Aqueles que defendem a redução da imputabilidade penal para 16, 15, 13 anos…, partem de uma visão equivocada e superficial de que através do endurecimento da legislação penal, diminuindo garantias e cerceando direitos, a criminalidade será contida.
As vozes que clamam pela necessidade da diminuição da maioridade penal, motivadas pelo populismo penal, apostam no direito penal como a panaceia para todos os males da sociedade e fazem crer que através da elevação das penas e do seu, questionável, caráter intimidatório e preventivo (prevenção geral: positiva e negativa) estará à sociedade segura. Nada mais ilusório e enganoso.

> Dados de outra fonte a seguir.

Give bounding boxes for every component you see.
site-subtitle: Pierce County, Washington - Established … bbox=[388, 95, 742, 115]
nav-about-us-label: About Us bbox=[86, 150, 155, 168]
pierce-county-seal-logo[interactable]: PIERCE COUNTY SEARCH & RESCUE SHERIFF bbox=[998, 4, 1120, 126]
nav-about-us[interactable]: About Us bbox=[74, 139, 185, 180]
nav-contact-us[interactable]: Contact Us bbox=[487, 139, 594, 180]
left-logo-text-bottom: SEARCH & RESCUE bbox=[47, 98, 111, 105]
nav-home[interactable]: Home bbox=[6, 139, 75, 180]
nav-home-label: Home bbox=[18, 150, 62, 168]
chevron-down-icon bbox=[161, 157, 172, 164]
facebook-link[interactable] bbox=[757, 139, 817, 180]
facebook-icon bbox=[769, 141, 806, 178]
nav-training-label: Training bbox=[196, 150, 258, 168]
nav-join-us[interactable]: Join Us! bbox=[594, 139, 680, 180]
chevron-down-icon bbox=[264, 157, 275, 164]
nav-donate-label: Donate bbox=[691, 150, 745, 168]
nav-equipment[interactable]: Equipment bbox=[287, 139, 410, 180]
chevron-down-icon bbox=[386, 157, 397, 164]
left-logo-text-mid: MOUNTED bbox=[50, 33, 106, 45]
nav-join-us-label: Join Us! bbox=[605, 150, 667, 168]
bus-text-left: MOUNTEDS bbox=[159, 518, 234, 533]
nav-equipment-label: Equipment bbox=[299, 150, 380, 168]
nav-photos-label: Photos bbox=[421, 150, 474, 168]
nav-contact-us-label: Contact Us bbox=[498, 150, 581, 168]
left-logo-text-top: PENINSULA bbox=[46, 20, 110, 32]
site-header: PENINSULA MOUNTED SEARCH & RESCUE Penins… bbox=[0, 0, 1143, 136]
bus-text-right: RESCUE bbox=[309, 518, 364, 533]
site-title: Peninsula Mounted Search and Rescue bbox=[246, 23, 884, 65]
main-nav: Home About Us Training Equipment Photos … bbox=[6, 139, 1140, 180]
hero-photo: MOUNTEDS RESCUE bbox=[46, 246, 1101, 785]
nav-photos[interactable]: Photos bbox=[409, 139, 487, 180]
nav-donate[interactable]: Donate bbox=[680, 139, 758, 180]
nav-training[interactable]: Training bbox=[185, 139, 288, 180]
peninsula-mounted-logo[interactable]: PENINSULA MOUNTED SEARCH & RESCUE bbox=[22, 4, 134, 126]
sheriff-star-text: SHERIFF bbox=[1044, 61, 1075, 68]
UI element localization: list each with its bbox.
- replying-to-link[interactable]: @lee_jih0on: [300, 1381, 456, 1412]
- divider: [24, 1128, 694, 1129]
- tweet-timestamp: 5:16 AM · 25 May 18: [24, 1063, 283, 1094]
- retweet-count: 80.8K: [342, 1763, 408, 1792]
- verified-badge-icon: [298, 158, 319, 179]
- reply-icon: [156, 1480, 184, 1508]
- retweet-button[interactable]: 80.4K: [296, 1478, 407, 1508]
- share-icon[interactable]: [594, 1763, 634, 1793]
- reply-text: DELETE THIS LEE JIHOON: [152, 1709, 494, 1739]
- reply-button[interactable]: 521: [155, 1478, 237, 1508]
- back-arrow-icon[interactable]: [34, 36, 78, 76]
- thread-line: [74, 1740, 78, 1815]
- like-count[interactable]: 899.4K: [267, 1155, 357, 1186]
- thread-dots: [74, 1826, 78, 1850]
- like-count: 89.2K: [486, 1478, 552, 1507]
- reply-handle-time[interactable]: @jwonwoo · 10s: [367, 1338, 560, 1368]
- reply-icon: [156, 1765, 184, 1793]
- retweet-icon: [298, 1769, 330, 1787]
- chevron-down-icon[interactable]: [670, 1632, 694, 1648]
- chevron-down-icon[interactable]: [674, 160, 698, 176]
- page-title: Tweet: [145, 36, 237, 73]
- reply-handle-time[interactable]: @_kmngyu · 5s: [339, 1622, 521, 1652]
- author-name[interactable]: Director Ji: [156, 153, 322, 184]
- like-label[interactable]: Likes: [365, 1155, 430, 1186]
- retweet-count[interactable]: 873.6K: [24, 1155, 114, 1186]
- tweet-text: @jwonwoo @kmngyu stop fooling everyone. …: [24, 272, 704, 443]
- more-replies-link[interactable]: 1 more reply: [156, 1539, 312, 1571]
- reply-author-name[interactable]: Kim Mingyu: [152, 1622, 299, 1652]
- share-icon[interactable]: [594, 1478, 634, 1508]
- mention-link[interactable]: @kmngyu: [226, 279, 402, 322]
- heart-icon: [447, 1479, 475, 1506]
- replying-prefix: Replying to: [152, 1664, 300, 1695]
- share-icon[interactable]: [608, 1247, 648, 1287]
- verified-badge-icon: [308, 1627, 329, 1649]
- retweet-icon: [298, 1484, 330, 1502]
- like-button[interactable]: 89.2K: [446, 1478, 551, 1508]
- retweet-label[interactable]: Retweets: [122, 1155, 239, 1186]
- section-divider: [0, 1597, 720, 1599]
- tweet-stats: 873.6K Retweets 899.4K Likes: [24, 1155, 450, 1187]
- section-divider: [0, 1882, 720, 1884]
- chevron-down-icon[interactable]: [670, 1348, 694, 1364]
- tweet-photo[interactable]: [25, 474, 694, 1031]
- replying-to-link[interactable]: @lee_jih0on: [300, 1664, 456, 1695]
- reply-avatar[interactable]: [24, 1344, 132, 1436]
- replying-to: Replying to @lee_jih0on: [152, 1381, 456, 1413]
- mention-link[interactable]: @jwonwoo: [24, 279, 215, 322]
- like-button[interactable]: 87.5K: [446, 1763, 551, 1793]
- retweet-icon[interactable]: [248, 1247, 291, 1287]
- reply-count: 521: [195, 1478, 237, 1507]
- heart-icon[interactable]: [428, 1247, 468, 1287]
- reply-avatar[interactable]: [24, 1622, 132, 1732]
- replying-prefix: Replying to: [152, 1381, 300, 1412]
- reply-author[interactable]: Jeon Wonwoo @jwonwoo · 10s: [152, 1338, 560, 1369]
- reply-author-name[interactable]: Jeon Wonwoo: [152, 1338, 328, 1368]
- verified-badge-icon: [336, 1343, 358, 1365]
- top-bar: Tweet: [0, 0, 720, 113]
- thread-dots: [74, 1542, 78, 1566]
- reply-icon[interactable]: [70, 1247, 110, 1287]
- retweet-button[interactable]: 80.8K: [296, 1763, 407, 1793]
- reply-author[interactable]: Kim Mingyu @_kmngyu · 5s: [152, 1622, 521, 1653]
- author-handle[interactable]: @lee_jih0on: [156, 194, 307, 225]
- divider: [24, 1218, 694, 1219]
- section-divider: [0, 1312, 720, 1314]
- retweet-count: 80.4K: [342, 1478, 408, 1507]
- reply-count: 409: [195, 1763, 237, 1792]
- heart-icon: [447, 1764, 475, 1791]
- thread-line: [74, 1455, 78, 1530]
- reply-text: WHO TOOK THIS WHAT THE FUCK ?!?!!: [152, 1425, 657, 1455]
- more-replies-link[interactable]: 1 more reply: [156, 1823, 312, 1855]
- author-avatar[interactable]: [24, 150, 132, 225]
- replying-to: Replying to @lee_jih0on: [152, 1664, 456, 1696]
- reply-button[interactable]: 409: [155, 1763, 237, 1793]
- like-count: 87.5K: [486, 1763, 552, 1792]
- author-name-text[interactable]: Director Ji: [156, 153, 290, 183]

A cultura punitiva embalada pelo populismo penal, espécie de mantra de inúmeros políticos – tanto do executivo como do legislativo – que se utilizam do discurso oco da impunidade e da propagação do medo, se traduz no uso abusivo e sistemático da pena privativa de liberdade que tem levado ao encarceramento em massa, notadamente, dos mais vulneráveis (jovens negros, pobres, de baixa escolaridade e residentes das periferias e das favelas).
Ao recorrerem aos discursos sensacionalistas que, certamente, atendem ao clamor popular, os políticos buscam medidas populistas e soluções, como já foi dito, aparentemente fáceis para o complexo problema da violência e da criminalidade. Medidas de caráter penal e processual penal que recrudescem o punitivismo penal, tais como: criação de novos tipos penais; aumento das penas de prisão; redução da imputabilidade (maioridade) penal; criminalização do uso e do porte de drogas; redução dos direitos do preso; mitigação de direitos e garantias do acusado; prisão antes do trânsito em julgado de sentença condenatória; aumento das possibilidades de decretação da prisão preventiva entre outras.
Com a precisão de sempre, Juarez Cirino dos Santos (2014) acentua que “a legitimação do Direito Penal pela criação de símbolos no imaginário popular é simbólica, porque a penalização das situações problemáticas não significa solução social do problema, mas solução penal para satisfação retórica da opinião pública”.
Observa-se, ainda, que quase sempre quando se fala em violência em relação ao menor o mesmo é tomado como infrator, marginal, delinquente e, logo, como aquele que deve ser punido. Esquece-se, entretanto, que mais do que infratores esses menores são as principais vítimas da violência, com destaques para agressões por arma de fogo e homicídios. Segundo pesquisa realizada pela Fiocruz — com as bases de dados do Sistema Único de Saúde (SUS) e do IBGE —, jovens no final da adolescência (15 a 19 anos) sofrem mais violência no geral, especialmente física, além de serem mais vítimas em situações de conflitos.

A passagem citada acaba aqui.